Since harmful components such as hydrocarbon (THC), carbon monoxide (CO), and nitrogen oxide (NOx) are contained in exhaust gas of an internal-combustion engine of a motor vehicle or the like which uses gasoline as a fuel, it is necessary to simultaneously purify each harmful component using an oxidation-reduction reaction and exhaust the resulting constituent. For example, it is necessary to purify hydrocarbon (THC) by oxidizing the hydrocarbon (THC) to convert it to water and carbon dioxide, to purify carbon monoxide (CO) by oxidizing the carbon monoxide (CO) to convert it to carbon dioxide, and to purify nitrogen oxide (NOx) by reducing the nitrogen oxide (NOx) to convert it to nitrogen.
As a catalyst for treating exhaust gas from such an internal-combustion engine (hereinafter referred to as an “exhaust gas purifying catalyst”), three-way catalysts (TWC) which can redox CO, THC, and NOx are used.
Examples of such three-way catalysts which are known include a structure prepared by supporting a precious metal on refractory oxide porous particles such as alumina porous particles which have a high surface area and coating, with the precious metal-supporting porous particles, a base material, for example, a monolith-type base material made of a refractory ceramic or a metal honeycomb structure to form a catalyst layer.

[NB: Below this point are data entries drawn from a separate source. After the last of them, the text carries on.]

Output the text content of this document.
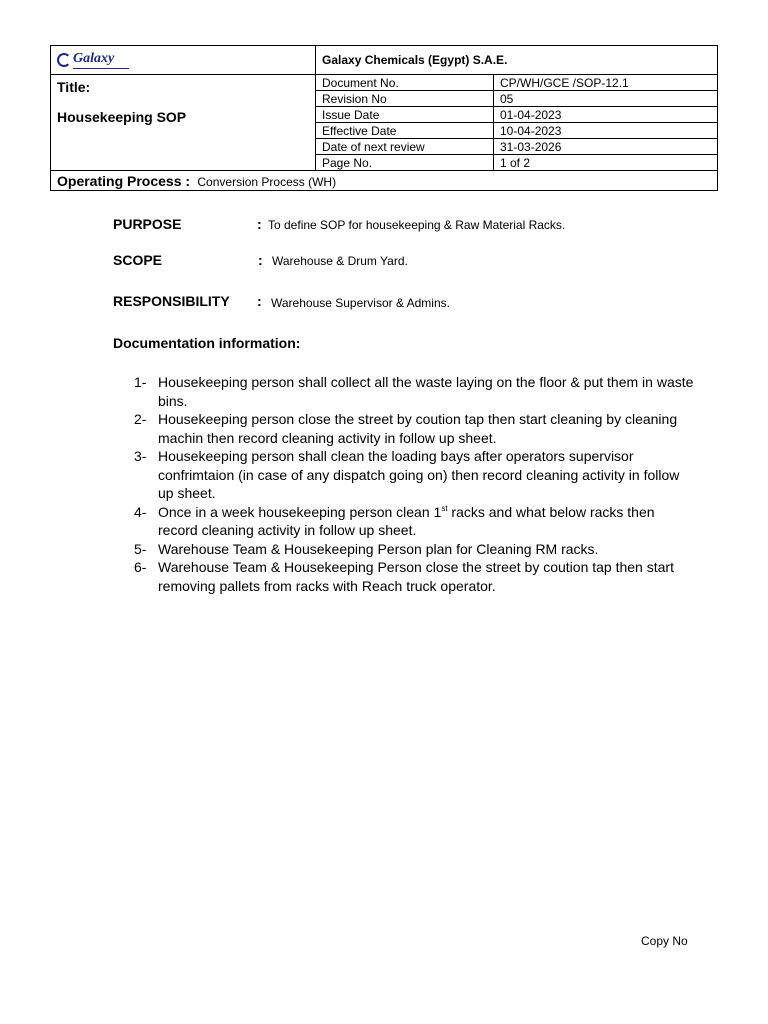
Galaxy	Galaxy Chemicals (Egypt) S.A.E.	

Title:
Housekeeping SOP	Document No.	CP/WH/GCE /SOP-12.1
	Revision No	05
	Issue Date	01-04-2023
	Effective Date	10-04-2023
	Date of next review	31-03-2026
	Page No.	1 of 2
Operating Process : Conversion Process (WH)		
PURPOSE	: To define SOP for housekeeping & Raw Material Racks.
SCOPE	: Warehouse & Drum Yard.
RESPONSIBILITY : Warehouse Supervisor & Admins.
Documentation information:
1- Housekeeping person shall collect all the waste laying on the floor & put them in waste bins.
2- Housekeeping person close the street by coution tap then start cleaning by cleaning machin then record cleaning activity in follow up sheet.
3- Housekeeping person shall clean the loading bays after operators supervisor confrimtaion (in case of any dispatch going on) then record cleaning activity in follow up sheet.
4- Once in a week housekeeping person clean 1st racks and what below racks then record cleaning activity in follow up sheet.
5- Warehouse Team & Housekeeping Person plan for Cleaning RM racks.
6- Warehouse Team & Housekeeping Person close the street by coution tap then start removing pallets from racks with Reach truck operator.
Copy No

However, the bonding strength between a precious metal as a catalytically active component and a base material is not so strong, and the specific surface area of the base material itself is not so large. Therefore, even if it is intended to allow a base material to directly support a precious metal, it is difficult to support a sufficient amount of precious metal in a highly dispersed state. Therefore, in order to allow a sufficient amount of catalytically active component to be supported in a highly dispersed state on the surface of a base material, a precious metal has been supported by a particulate catalyst carrier having high specific surface area.
Examples of this type of catalyst carrier which is known include porous particles made of a refractory inorganic oxide such as a silica, alumina, and titania compounds. Among them, activated alumina made of a mixture of gamma phase alumina and delta phase alumina has a particularly high surface area and is an excellent material as a catalyst carrier.
Incidentally, since exhaust gas of motor vehicles or the like has a high gas flow rate, the exhaust gas has posed a problem that the exhaust gas is hardly diffused to a deep part of a catalyst layer, preventing sufficient catalyst performance from being exhibited. Therefore, in order to increase gas diffusibility to improve purifying performance, the following proposals have been made in which voids are formed in a catalyst layer.
For example, Patent Literature 1 (Japanese Patent Laid-Open No. 2002-191988) and Patent Literature 2 (Japanese Patent Laid-Open No. 2002-253968) propose a NOx storage reduction type catalyst in which a precious metal and a NOx storing agent are supported by a coating layer made of a porous structure provided with pores each having a specific pore size to thereby increase the gas diffusibility of exhaust gas to improve the purification efficiency of NOx.
Patent Literature 3 (Japanese Patent Laid-Open No. 2004-025013) discloses an exhaust gas purifying catalyst comprising a honeycomb-shaped base material and a catalyst coating layer formed on the surface of the base material, in which the catalyst coating layer contains at least a powder of an oxygen storage release material, has pores each having a central pore size of 0.1 μm or more, wherein the pore volume of the pores in the range of a central pore size of ±50% is 0.05 cc/g or more.
Patent Literature 4 (Japanese Patent Laid-Open No. 2006-110485) discloses, as an exhaust gas catalyst to increase the gas diffusibility of exhaust gas in a catalyst layer to thereby improve catalyst efficiency, an exhaust gas purifying catalyst comprising at least a carrier and a plurality of layers formed on the carrier, wherein at least one layer in the plurality of layers contains a catalytic component; the layer has voids; and the voids have an average diameter of 0.2 to 500 μm.
Further, as a method for forming large voids in a catalyst layer, there is disclosed a method of forming large voids by adding carbon particles, resin particles, and the like and burning out the carbon particles and resin particles caused by calcining. For example, Patent Literature 5 (Japanese Patent Laid-Open No. 2012-240027) discloses a method of creating voids each having the same shape as that of a carbon compound material by mixing catalyst particles and the carbon compound material together with a solvent to prepare a catalyst slurry and burning out the slurry in a subsequent step.